I have a rake task that runs great on my local machine, after deploying my app to a VPS, it won't let me run the task anymore.
I run the task using --
RAILS_ENV=production bundle exec rake db:insert_properties
and the output I get is --
(in /home/deployer/apps/nsrosu/releases/20131230151646)
Killed
Anyone have an idea as to why this may be happening? I have double and triple checked that the XML file I am using to pull data for the rake task does exist in the proper directory.
Additionally, I have tried, instead of using a file stored on the server, to pull it from an external source that is stored elsewhere, but nokogiri says that the file does not exist when I try it this way.
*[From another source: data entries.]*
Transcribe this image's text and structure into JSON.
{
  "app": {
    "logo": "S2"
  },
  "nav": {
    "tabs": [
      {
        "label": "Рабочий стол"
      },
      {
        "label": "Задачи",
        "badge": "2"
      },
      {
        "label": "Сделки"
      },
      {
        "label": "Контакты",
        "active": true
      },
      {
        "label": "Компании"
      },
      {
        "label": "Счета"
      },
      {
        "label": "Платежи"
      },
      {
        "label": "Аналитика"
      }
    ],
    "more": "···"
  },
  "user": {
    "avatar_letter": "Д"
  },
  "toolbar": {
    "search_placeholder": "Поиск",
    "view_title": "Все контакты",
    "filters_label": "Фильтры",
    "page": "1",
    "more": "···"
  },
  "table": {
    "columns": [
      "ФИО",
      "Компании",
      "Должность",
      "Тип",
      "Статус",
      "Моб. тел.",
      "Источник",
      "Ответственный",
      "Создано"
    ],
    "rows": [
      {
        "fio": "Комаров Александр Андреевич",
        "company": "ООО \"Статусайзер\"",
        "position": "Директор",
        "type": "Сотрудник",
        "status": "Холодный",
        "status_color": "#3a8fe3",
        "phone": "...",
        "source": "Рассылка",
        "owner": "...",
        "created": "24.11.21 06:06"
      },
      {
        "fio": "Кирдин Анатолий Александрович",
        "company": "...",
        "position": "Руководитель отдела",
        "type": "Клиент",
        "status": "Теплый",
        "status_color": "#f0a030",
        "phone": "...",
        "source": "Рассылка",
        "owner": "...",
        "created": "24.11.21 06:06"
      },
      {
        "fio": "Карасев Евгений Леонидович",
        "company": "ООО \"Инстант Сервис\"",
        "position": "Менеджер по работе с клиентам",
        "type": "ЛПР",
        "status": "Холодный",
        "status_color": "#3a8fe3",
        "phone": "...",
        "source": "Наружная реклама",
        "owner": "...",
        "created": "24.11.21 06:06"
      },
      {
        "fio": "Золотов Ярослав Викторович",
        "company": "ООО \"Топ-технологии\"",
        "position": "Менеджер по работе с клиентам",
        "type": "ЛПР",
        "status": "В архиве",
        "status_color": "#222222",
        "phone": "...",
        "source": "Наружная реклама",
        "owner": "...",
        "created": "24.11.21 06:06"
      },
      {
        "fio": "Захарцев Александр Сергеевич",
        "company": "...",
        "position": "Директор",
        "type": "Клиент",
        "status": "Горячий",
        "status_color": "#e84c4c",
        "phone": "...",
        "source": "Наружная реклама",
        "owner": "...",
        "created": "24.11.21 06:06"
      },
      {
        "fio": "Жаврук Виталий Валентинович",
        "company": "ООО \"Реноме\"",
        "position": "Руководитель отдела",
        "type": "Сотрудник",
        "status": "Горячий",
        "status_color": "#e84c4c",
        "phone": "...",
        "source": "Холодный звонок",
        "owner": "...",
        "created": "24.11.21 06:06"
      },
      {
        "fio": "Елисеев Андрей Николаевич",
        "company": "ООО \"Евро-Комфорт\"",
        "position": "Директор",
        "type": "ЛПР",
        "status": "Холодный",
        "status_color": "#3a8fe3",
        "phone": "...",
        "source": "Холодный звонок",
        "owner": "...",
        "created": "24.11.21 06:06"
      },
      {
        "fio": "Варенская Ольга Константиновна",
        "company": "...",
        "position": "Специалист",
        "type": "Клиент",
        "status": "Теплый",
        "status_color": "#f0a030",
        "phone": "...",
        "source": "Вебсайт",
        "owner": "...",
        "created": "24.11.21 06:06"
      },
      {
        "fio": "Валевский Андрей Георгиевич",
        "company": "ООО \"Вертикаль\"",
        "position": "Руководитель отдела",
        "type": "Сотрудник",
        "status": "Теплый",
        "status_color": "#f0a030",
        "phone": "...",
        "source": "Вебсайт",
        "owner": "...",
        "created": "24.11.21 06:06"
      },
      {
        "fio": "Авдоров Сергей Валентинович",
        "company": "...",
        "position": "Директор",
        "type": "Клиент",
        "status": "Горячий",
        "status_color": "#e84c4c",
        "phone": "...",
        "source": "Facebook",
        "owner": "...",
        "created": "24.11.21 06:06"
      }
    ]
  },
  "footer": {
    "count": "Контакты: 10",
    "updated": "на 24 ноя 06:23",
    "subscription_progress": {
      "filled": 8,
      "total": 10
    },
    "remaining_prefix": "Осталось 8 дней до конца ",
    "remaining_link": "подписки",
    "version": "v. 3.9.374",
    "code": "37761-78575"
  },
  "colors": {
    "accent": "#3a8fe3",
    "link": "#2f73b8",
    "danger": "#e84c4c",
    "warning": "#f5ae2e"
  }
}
A solution to either one of these problems would be excellent :)
Also, here is the rake task, in case that will help answer any questions --
# SET RAKE TASK NAMESPACE
namespace :db do
# RAKE TASK DESCRIPTION
desc "Fetch property information and insert it into the database"
# RAKE TASK NAME
task :insert_properties => :environment do
# REQUIRE LIBRARIES
require 'nokogiri'
require 'open-uri'
# OPEN THE XML FILE
mits_feed = File.open("app/assets/xml/mits.xml")
# OUTPUT THE XML DOCUMENT
doc = Nokogiri::XML(mits_feed)
# FIND PROPERTIES OWNED BY NORTHSTEPPE AND CYCLE THORUGH THEM
doc.xpath("//Property[PropertyID/Identification/@OrganizationName = 'northsteppe' ]").each do |property|
# SET UP EMPTY IMAGES ARRAY
@images =[]
# INSERT EACH IMAGE INTO THE IMAGES ARRAY
property.xpath("File").each do |image|
@images << image.at_xpath("Src/text()").to_s
end
# SET UP EXMPTY AMENITIES ARRAY
@amenities = []
# INSERT EACH AMENITY DESCRIPTION INTO THE AMENITIES ARRAY
property.xpath("ILS_Unit/Amenity").each do |image|
@amenities << image.at_xpath("Description/text()").to_s
end
# GATHER EACH PROPERTY'S INFORMATION
information = {
"street_address" => property.at_xpath("PropertyID/Address/AddressLine1/text()").to_s,
"city" => property.at_xpath("PropertyID/Address/City/text()").to_s,
"zipcode" => property.at_xpath("PropertyID/Address/PostalCode/text()").to_s,
"short_description" => property.at_xpath("PropertyID/MarketingName/text()").to_s,
"long_description" => property.at_xpath("Information/LongDescription/text()").to_s,
"rent" => property.at_xpath("Information/Rents/StandardRent/text()").to_s,
"application_fee" => property.at_xpath("Fee/ApplicationFee/text()").to_s,
"bedrooms" => property.at_xpath("Floorplan/Room[@RoomType='Bedroom']/Count/text()").to_s,
"bathrooms" => property.at_xpath("Floorplan/Room[@RoomType='Bathroom']/Count/text()").to_s,
"vacancy_status" => property.at_xpath("ILS_Unit/Availability/VacancyClass/text()").to_s,
"month_available" => property.at_xpath("ILS_Unit/Availability/MadeReadyDate/@Month").to_s,
"latitude" => property.at_xpath("ILS_Identification/Latitude/text()").to_s,
"longitude" => property.at_xpath("ILS_Identification/Longitude/text()").to_s,
"images" => @images,
"amenities" => @amenities
}
# SHOW RAW DATA IN TERMINAL TO MAKE SURE EVERYTHING IS WORKING
p information
# CREATE NEW PROPERTY WITH INFORMATION HASH CREATED ABOVE
if Property.create!(information)
puts "yay!"
else
puts "oh no! this sucks!"
end
end # ENDS XPATH EACH LOOP
end # ENDS INSERT_PROPERTIES RAKE TASK
end # ENDS NAMESAPCE DECLARATION
================================ UPDATE =================================
So it seem that the best approach is to run this through a SAX system and SAXMachine is all ready to work with Nokogiri, but the documentation for both of these technologies is pretty horrible. I was hoping to get some direction on how to set up a task that does the identical thing my above task does, but using SAXMachine. Please :)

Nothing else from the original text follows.